This diagram represents your thoughts and feelings during the course of an average day. Your thoughts are represented along the x axis and your feelings along the y. When you have a thought that brings a good feeling, your mood improves, when you have a thought that brings a bad feeling, your mood declines.
You already knew this? Are you sure? Because most people behave as though things in the external world shapes their thoughts and feelings, and this is one of the greatest and innocent misunderstandings of all time, because it looks to be so real and true.
As you can see from the diagram, when we follow thoughts and feelings our moment-to-moment experience can fluctuate madly as we analyse, solve, make meaning, act upon, or devise plans to counter or validate these thoughts. But when our thoughts are mapped out objectively in a graph, we can see that most thoughts are fairly arbitrary, the ‘doughnut thought’ could bring us to our knees or float past barely detected. The doughnut is real and it is there, but has no inherent meaning, until we create a monster from it with layers and layers of thinking around an entirely benign sugar-coated circular edible object with a hole in the middle.
But notice something, take another look at the ‘doughnut thought’. For those among you who love doughnut, this diagram would correctly represent your feeling as it improves at the point of ‘doughnut thought’. For those who are on a strict diet, the donut might represent guilt, shame or temptation which would mean you would feel worse. This is how the system is designed to work, and it works beautifully, as a compass to direct and understand our experience on an individual basis, we all experience things differently.
Thought is not reality: yet it is through thought that our realities are created” Sydney Banks
When you think about anything, you are not seeing an object/person/scenario as it is, you are seeing your thought-constructed version of it. This system works wonderfully and is precisely why I can be a daughter, colleague, lover, nightmare, saviour, or anonymous, all at the same time to different people. To other people ‘Suzanne’ is simply a construction of their personal thought and feeling. As others are to you.
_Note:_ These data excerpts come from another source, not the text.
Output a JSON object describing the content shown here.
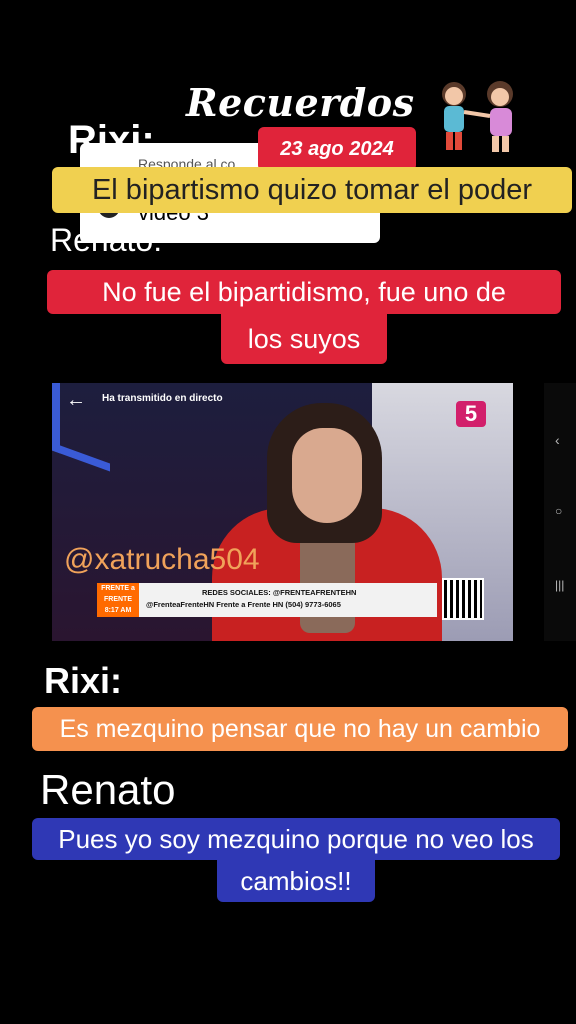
{
  "header": {
    "title": "Recuerdos",
    "date": "23 ago 2024"
  },
  "ghost_overlay": {
    "reply_text": "Responde al co...",
    "video_label": "video 3"
  },
  "speakers": {
    "rixi_1": "Rixi:",
    "renato_1": "Renato:",
    "rixi_2": "Rixi:",
    "renato_2": "Renato"
  },
  "captions": {
    "yellow": "El bipartismo quizo tomar el poder",
    "red_line1": "No fue el bipartidismo, fue uno de",
    "red_line2": "los suyos",
    "orange": "Es mezquino pensar que no hay un cambio",
    "blue_line1": "Pues yo soy mezquino porque no veo los",
    "blue_line2": "cambios!!"
  },
  "video": {
    "status": "Ha transmitido en directo",
    "watermark": "@xatrucha504",
    "channel_logo": "5",
    "program_tag": "FRENTE a FRENTE 8:17 AM",
    "social_title": "REDES SOCIALES: @FRENTEAFRENTEHN",
    "social_line": "@FrenteaFrenteHN  Frente a Frente HN  (504) 9773-6065"
  },
  "controls": {
    "back_icon": "arrow-left",
    "nav_icons": [
      "chevron-left",
      "home-circle",
      "recents"
    ]
  }
}
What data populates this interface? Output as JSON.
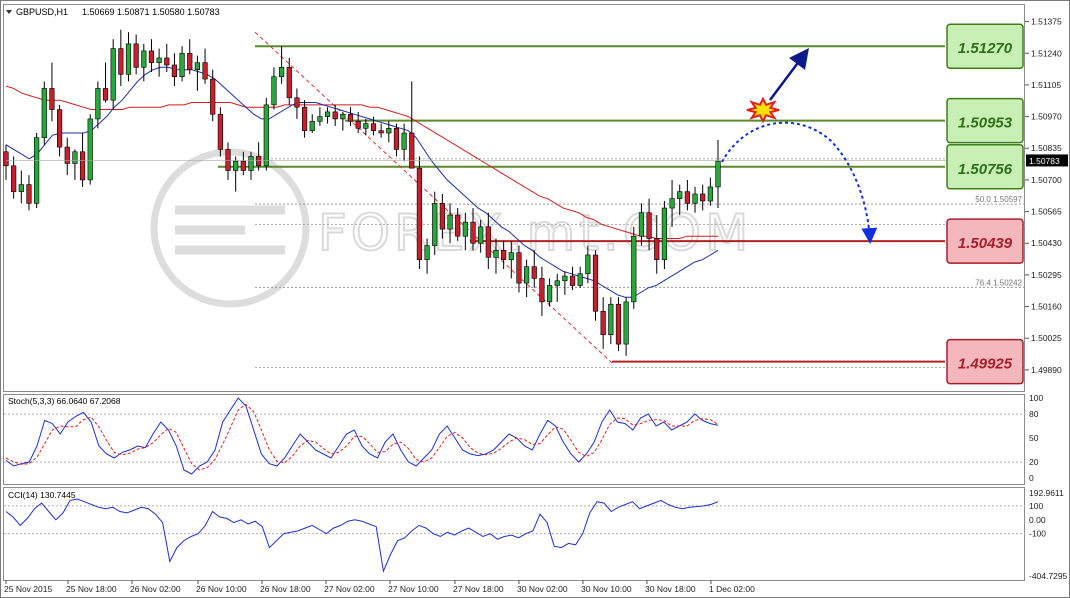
{
  "chart_data": [
    {
      "type": "candlestick",
      "symbol_label": "GBPUSD,H1",
      "ohlc_label": "1.50669 1.50871 1.50580 1.50783",
      "current_price": "1.50783",
      "ylim": [
        1.498,
        1.5145
      ],
      "price_ticks": [
        "1.51375",
        "1.51240",
        "1.51105",
        "1.50970",
        "1.50835",
        "1.50700",
        "1.50565",
        "1.50430",
        "1.50295",
        "1.50160",
        "1.50025",
        "1.49890"
      ],
      "time_ticks": [
        "25 Nov 2015",
        "25 Nov 18:00",
        "26 Nov 02:00",
        "26 Nov 10:00",
        "26 Nov 18:00",
        "27 Nov 02:00",
        "27 Nov 10:00",
        "27 Nov 18:00",
        "30 Nov 02:00",
        "30 Nov 10:00",
        "30 Nov 18:00",
        "1 Dec 02:00"
      ],
      "candles": [
        [
          1.5082,
          1.5085,
          1.507,
          1.5076
        ],
        [
          1.5076,
          1.508,
          1.5062,
          1.5065
        ],
        [
          1.5065,
          1.5074,
          1.506,
          1.5068
        ],
        [
          1.5068,
          1.5072,
          1.5057,
          1.506
        ],
        [
          1.506,
          1.509,
          1.5058,
          1.5088
        ],
        [
          1.5088,
          1.5112,
          1.5085,
          1.5109
        ],
        [
          1.5109,
          1.512,
          1.5095,
          1.51
        ],
        [
          1.51,
          1.5102,
          1.508,
          1.5084
        ],
        [
          1.5084,
          1.5088,
          1.5072,
          1.5077
        ],
        [
          1.5077,
          1.5083,
          1.507,
          1.5082
        ],
        [
          1.5082,
          1.509,
          1.5067,
          1.507
        ],
        [
          1.507,
          1.5098,
          1.5068,
          1.5096
        ],
        [
          1.5096,
          1.5112,
          1.5092,
          1.5109
        ],
        [
          1.5109,
          1.512,
          1.5103,
          1.5104
        ],
        [
          1.5104,
          1.513,
          1.51,
          1.5126
        ],
        [
          1.5126,
          1.5134,
          1.511,
          1.5115
        ],
        [
          1.5115,
          1.5133,
          1.5112,
          1.5128
        ],
        [
          1.5128,
          1.5132,
          1.5115,
          1.5118
        ],
        [
          1.5118,
          1.5128,
          1.5112,
          1.5125
        ],
        [
          1.5125,
          1.513,
          1.5116,
          1.512
        ],
        [
          1.512,
          1.5126,
          1.5114,
          1.5122
        ],
        [
          1.5122,
          1.5128,
          1.5116,
          1.5119
        ],
        [
          1.5119,
          1.5124,
          1.511,
          1.5114
        ],
        [
          1.5114,
          1.5127,
          1.5112,
          1.5124
        ],
        [
          1.5124,
          1.513,
          1.5115,
          1.5117
        ],
        [
          1.5117,
          1.5123,
          1.5108,
          1.512
        ],
        [
          1.512,
          1.5126,
          1.5111,
          1.5113
        ],
        [
          1.5113,
          1.5117,
          1.5095,
          1.5098
        ],
        [
          1.5098,
          1.5101,
          1.508,
          1.5083
        ],
        [
          1.5083,
          1.5086,
          1.507,
          1.5074
        ],
        [
          1.5074,
          1.508,
          1.5065,
          1.5078
        ],
        [
          1.5078,
          1.5082,
          1.5072,
          1.5074
        ],
        [
          1.5074,
          1.5082,
          1.507,
          1.508
        ],
        [
          1.508,
          1.5086,
          1.5074,
          1.5076
        ],
        [
          1.5076,
          1.5105,
          1.5074,
          1.5102
        ],
        [
          1.5102,
          1.5118,
          1.51,
          1.5114
        ],
        [
          1.5114,
          1.5127,
          1.5111,
          1.5118
        ],
        [
          1.5118,
          1.5122,
          1.5102,
          1.5105
        ],
        [
          1.5105,
          1.5109,
          1.5096,
          1.5101
        ],
        [
          1.5101,
          1.5104,
          1.5088,
          1.5091
        ],
        [
          1.5091,
          1.5098,
          1.509,
          1.5095
        ],
        [
          1.5095,
          1.5101,
          1.5093,
          1.5097
        ],
        [
          1.5097,
          1.5101,
          1.5094,
          1.5099
        ],
        [
          1.5099,
          1.5102,
          1.5093,
          1.5096
        ],
        [
          1.5096,
          1.5099,
          1.5091,
          1.5098
        ],
        [
          1.5098,
          1.5101,
          1.5093,
          1.5095
        ],
        [
          1.5095,
          1.5099,
          1.509,
          1.5092
        ],
        [
          1.5092,
          1.5096,
          1.5089,
          1.5094
        ],
        [
          1.5094,
          1.5097,
          1.5089,
          1.5091
        ],
        [
          1.5091,
          1.5094,
          1.5088,
          1.509
        ],
        [
          1.509,
          1.5095,
          1.5086,
          1.5092
        ],
        [
          1.5092,
          1.5094,
          1.508,
          1.5083
        ],
        [
          1.5083,
          1.5094,
          1.5078,
          1.509
        ],
        [
          1.509,
          1.5112,
          1.5076,
          1.5075
        ],
        [
          1.5075,
          1.508,
          1.5032,
          1.5036
        ],
        [
          1.5036,
          1.5045,
          1.503,
          1.5042
        ],
        [
          1.5042,
          1.5065,
          1.5038,
          1.506
        ],
        [
          1.506,
          1.5064,
          1.5045,
          1.5049
        ],
        [
          1.5049,
          1.506,
          1.5043,
          1.5055
        ],
        [
          1.5055,
          1.5058,
          1.5044,
          1.5046
        ],
        [
          1.5046,
          1.5056,
          1.504,
          1.5052
        ],
        [
          1.5052,
          1.5058,
          1.504,
          1.5043
        ],
        [
          1.5043,
          1.5053,
          1.5039,
          1.505
        ],
        [
          1.505,
          1.5056,
          1.5032,
          1.5037
        ],
        [
          1.5037,
          1.5045,
          1.503,
          1.504
        ],
        [
          1.504,
          1.5044,
          1.5032,
          1.5036
        ],
        [
          1.5036,
          1.5044,
          1.5028,
          1.5039
        ],
        [
          1.5039,
          1.5042,
          1.5022,
          1.5026
        ],
        [
          1.5026,
          1.5036,
          1.502,
          1.5033
        ],
        [
          1.5033,
          1.504,
          1.5024,
          1.5028
        ],
        [
          1.5028,
          1.5033,
          1.5012,
          1.5018
        ],
        [
          1.5018,
          1.5028,
          1.5016,
          1.5025
        ],
        [
          1.5025,
          1.503,
          1.5018,
          1.5027
        ],
        [
          1.5027,
          1.5031,
          1.5021,
          1.5029
        ],
        [
          1.5029,
          1.5033,
          1.5023,
          1.5025
        ],
        [
          1.5025,
          1.5033,
          1.5024,
          1.503
        ],
        [
          1.503,
          1.5042,
          1.5026,
          1.5038
        ],
        [
          1.5038,
          1.504,
          1.501,
          1.5014
        ],
        [
          1.5014,
          1.502,
          1.4998,
          1.5004
        ],
        [
          1.5004,
          1.502,
          1.5,
          1.5017
        ],
        [
          1.5017,
          1.502,
          1.4997,
          1.5
        ],
        [
          1.5,
          1.502,
          1.4995,
          1.5018
        ],
        [
          1.5018,
          1.505,
          1.5015,
          1.5046
        ],
        [
          1.5046,
          1.506,
          1.5042,
          1.5056
        ],
        [
          1.5056,
          1.5062,
          1.504,
          1.5045
        ],
        [
          1.5045,
          1.5055,
          1.503,
          1.5036
        ],
        [
          1.5036,
          1.5061,
          1.5032,
          1.5058
        ],
        [
          1.5058,
          1.507,
          1.505,
          1.5062
        ],
        [
          1.5062,
          1.5068,
          1.5055,
          1.5065
        ],
        [
          1.5065,
          1.507,
          1.5057,
          1.506
        ],
        [
          1.506,
          1.5067,
          1.5056,
          1.5064
        ],
        [
          1.5064,
          1.5068,
          1.5057,
          1.5061
        ],
        [
          1.5061,
          1.5071,
          1.5059,
          1.5067
        ],
        [
          1.5067,
          1.5087,
          1.5058,
          1.5078
        ]
      ],
      "ma_fast": [
        1.5085,
        1.5083,
        1.5081,
        1.5079,
        1.5081,
        1.5085,
        1.5089,
        1.509,
        1.509,
        1.509,
        1.509,
        1.5091,
        1.5094,
        1.5097,
        1.5101,
        1.5104,
        1.5108,
        1.5112,
        1.5115,
        1.5117,
        1.5118,
        1.5118,
        1.5117,
        1.5117,
        1.5117,
        1.5116,
        1.5115,
        1.5113,
        1.511,
        1.5107,
        1.5104,
        1.5101,
        1.5098,
        1.5096,
        1.5096,
        1.5098,
        1.51,
        1.5102,
        1.5103,
        1.5103,
        1.5103,
        1.5102,
        1.5101,
        1.51,
        1.5099,
        1.5098,
        1.5097,
        1.5096,
        1.5095,
        1.5094,
        1.5093,
        1.5092,
        1.5091,
        1.5088,
        1.5083,
        1.5078,
        1.5074,
        1.507,
        1.5067,
        1.5064,
        1.5061,
        1.5058,
        1.5056,
        1.5053,
        1.505,
        1.5048,
        1.5045,
        1.5042,
        1.504,
        1.5037,
        1.5035,
        1.5033,
        1.5031,
        1.503,
        1.5029,
        1.5028,
        1.5027,
        1.5025,
        1.5023,
        1.5021,
        1.502,
        1.502,
        1.5022,
        1.5024,
        1.5025,
        1.5027,
        1.5029,
        1.5031,
        1.5033,
        1.5035,
        1.5036,
        1.5038,
        1.504
      ],
      "ma_slow": [
        1.511,
        1.5109,
        1.5107,
        1.5106,
        1.5105,
        1.5104,
        1.5104,
        1.5104,
        1.5103,
        1.5102,
        1.5101,
        1.51,
        1.51,
        1.51,
        1.51,
        1.51,
        1.5101,
        1.5101,
        1.5101,
        1.5101,
        1.5101,
        1.5102,
        1.5102,
        1.5102,
        1.5103,
        1.5103,
        1.5103,
        1.5103,
        1.5103,
        1.5103,
        1.5102,
        1.5101,
        1.5101,
        1.5101,
        1.5101,
        1.5101,
        1.5102,
        1.5102,
        1.5102,
        1.5102,
        1.5102,
        1.5102,
        1.5102,
        1.5102,
        1.5102,
        1.5102,
        1.5102,
        1.5101,
        1.5101,
        1.51,
        1.5099,
        1.5098,
        1.5097,
        1.5095,
        1.5093,
        1.5091,
        1.5089,
        1.5087,
        1.5085,
        1.5083,
        1.5081,
        1.5079,
        1.5077,
        1.5075,
        1.5073,
        1.5071,
        1.5069,
        1.5067,
        1.5065,
        1.5063,
        1.5062,
        1.506,
        1.5058,
        1.5057,
        1.5056,
        1.5054,
        1.5053,
        1.5051,
        1.505,
        1.5049,
        1.5048,
        1.5047,
        1.5046,
        1.5046,
        1.5045,
        1.5045,
        1.5045,
        1.5045,
        1.5046,
        1.5046,
        1.5046,
        1.5046,
        1.5046
      ],
      "levels": [
        {
          "label": "1.51270",
          "value": 1.5127,
          "kind": "resistance"
        },
        {
          "label": "1.50953",
          "value": 1.50953,
          "kind": "resistance"
        },
        {
          "label": "1.50756",
          "value": 1.50756,
          "kind": "resistance"
        },
        {
          "label": "1.50439",
          "value": 1.50439,
          "kind": "support"
        },
        {
          "label": "1.49925",
          "value": 1.49925,
          "kind": "support"
        }
      ],
      "fibonacci": [
        {
          "text": "50.0  1.50597",
          "value": 1.50597
        },
        {
          "text": "76.4  1.50242",
          "value": 1.50242
        }
      ],
      "watermark": "FOREX.mt.COM"
    },
    {
      "type": "line",
      "title": "Stoch(5,3,3) 66.0640 67.2068",
      "ylim": [
        0,
        100
      ],
      "tick_labels": [
        "100",
        "80",
        "50",
        "20",
        "0"
      ],
      "tick_values": [
        100,
        80,
        50,
        20,
        0
      ],
      "main": [
        22,
        15,
        18,
        20,
        40,
        72,
        68,
        55,
        70,
        77,
        82,
        70,
        40,
        30,
        25,
        32,
        35,
        40,
        38,
        55,
        70,
        60,
        40,
        10,
        5,
        15,
        20,
        35,
        70,
        85,
        100,
        90,
        60,
        30,
        18,
        15,
        25,
        40,
        55,
        45,
        35,
        30,
        25,
        40,
        55,
        60,
        40,
        30,
        25,
        45,
        55,
        35,
        20,
        15,
        25,
        35,
        55,
        65,
        50,
        35,
        30,
        28,
        30,
        35,
        45,
        55,
        50,
        40,
        35,
        55,
        72,
        65,
        45,
        30,
        20,
        30,
        45,
        70,
        85,
        70,
        68,
        60,
        75,
        80,
        65,
        70,
        60,
        65,
        70,
        80,
        72,
        68,
        66
      ],
      "signal": [
        25,
        20,
        17,
        18,
        26,
        43,
        60,
        65,
        64,
        64,
        73,
        76,
        64,
        47,
        32,
        29,
        31,
        36,
        38,
        44,
        54,
        62,
        57,
        37,
        18,
        10,
        13,
        23,
        42,
        63,
        85,
        92,
        83,
        60,
        36,
        21,
        19,
        27,
        40,
        47,
        45,
        37,
        30,
        32,
        40,
        52,
        52,
        43,
        32,
        33,
        42,
        45,
        37,
        23,
        20,
        25,
        38,
        52,
        57,
        50,
        38,
        31,
        29,
        31,
        37,
        45,
        50,
        48,
        42,
        43,
        54,
        64,
        61,
        47,
        32,
        27,
        32,
        48,
        67,
        75,
        74,
        66,
        68,
        72,
        73,
        72,
        65,
        65,
        65,
        72,
        74,
        73,
        67
      ]
    },
    {
      "type": "line",
      "title": "CCI(14) 130.7445",
      "ylim": [
        -404.7295,
        192.9611
      ],
      "tick_labels": [
        "192.9611",
        "100",
        "0.00",
        "-100",
        "-404.7295"
      ],
      "tick_values": [
        192.9611,
        100,
        0,
        -100,
        -404.7295
      ],
      "values": [
        60,
        20,
        -40,
        10,
        80,
        120,
        60,
        0,
        50,
        140,
        150,
        130,
        110,
        90,
        80,
        90,
        60,
        50,
        70,
        90,
        80,
        40,
        -20,
        -300,
        -200,
        -150,
        -120,
        -100,
        -40,
        60,
        20,
        10,
        -20,
        0,
        -30,
        -10,
        -50,
        -200,
        -150,
        -100,
        -90,
        -80,
        -60,
        -40,
        -70,
        -100,
        -60,
        -40,
        -10,
        0,
        -10,
        -30,
        -50,
        -370,
        -250,
        -150,
        -130,
        -80,
        -40,
        -60,
        -100,
        -120,
        -90,
        -110,
        -80,
        -60,
        -90,
        -120,
        -100,
        -140,
        -120,
        -110,
        -130,
        -100,
        -80,
        40,
        -20,
        -190,
        -200,
        -170,
        -180,
        -100,
        50,
        130,
        120,
        60,
        90,
        110,
        130,
        80,
        100,
        120,
        140,
        110,
        90,
        80,
        90,
        95,
        100,
        110,
        130
      ]
    }
  ]
}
“Someone once said to me, ‘Are you telling me that chair isn’t real, that it’s only thought?’ I said ‘Of course the chair is real. But it comes to you via Thought” Sydney Banks
But here comes the game changer. Let’s go back to the doughnut. Your thoughts aren’t actually telling you anything about the doughnut, there is no need to act on them and most importantly, judge, or analyse them.
From a neuroscience perspective, the lower brain is designed to automate our behaviour by making action almost unconscious after enough repetition, like driving for example, after a few years behind the wheel, it becomes automatic. In the same way, if you have a thought that creates an uncomfortable feeling and is repetitive and causes you discomfort, the chances are you have been practising it by thinking, analysing and worrying. The reason it seems as though it’s being played on repeat without your permission is because – it is.
This is not to say you should try to change these thoughts, that’s adding more thinking on to thinking which empowers it. Just realising, simply seeing that it is not giving you a message, it’s not a signal to act, it’s not a reflection of your life, or of you as a person, is all you need to see. Eventually, these thoughts go from boiling, to simmering, to still. Just turn the gas off the stove. That’s all you need to do.
Our thoughts are actually only tied to our experience when we believe them to be a true representation of reality, and something we either need to act upon, analyse or correct. This is actually good news, and something that we are all somewhat already aware of, as many of us would be very lonely if we acted on the ‘I’m going to kill you’ thought, when our precious friends and family do something that isn’t to our liking. Or, if we treated the thought as though it was serious, and considered a course of psychotherapy to change these thoughts so as not to be of serious risk to our fellow human beings.
When our personal thought is not utilised to navigate our life, we create space for something else. When we loosen our grip on thoughts that create a myriad of confusion and a rollercoaster of emotions, we are calm, quiet, and peaceful.
When we are quiet, calm and peaceful, we embody our essential nature, and feelings of love, creativity, compassion and happiness arise, from which insight and wisdom occur. We have all experienced the wisdom of our deeper voice from time-to-time, and not one of us does not recognise it when it speaks.
In practical terms, if it is repetitive, and causes fear or anxiety or a low mood, it’s our personal thinking. If it arises from a positive, calm state and seems obvious and natural, it’s wisdom. That’s not to say that our wisdom will always guide us to meditate, or wonder through a forest barefoot, sometimes it asks us for acts of courage and change, but its message will fill us with wonder and possibility and strength, because we will know it as truth.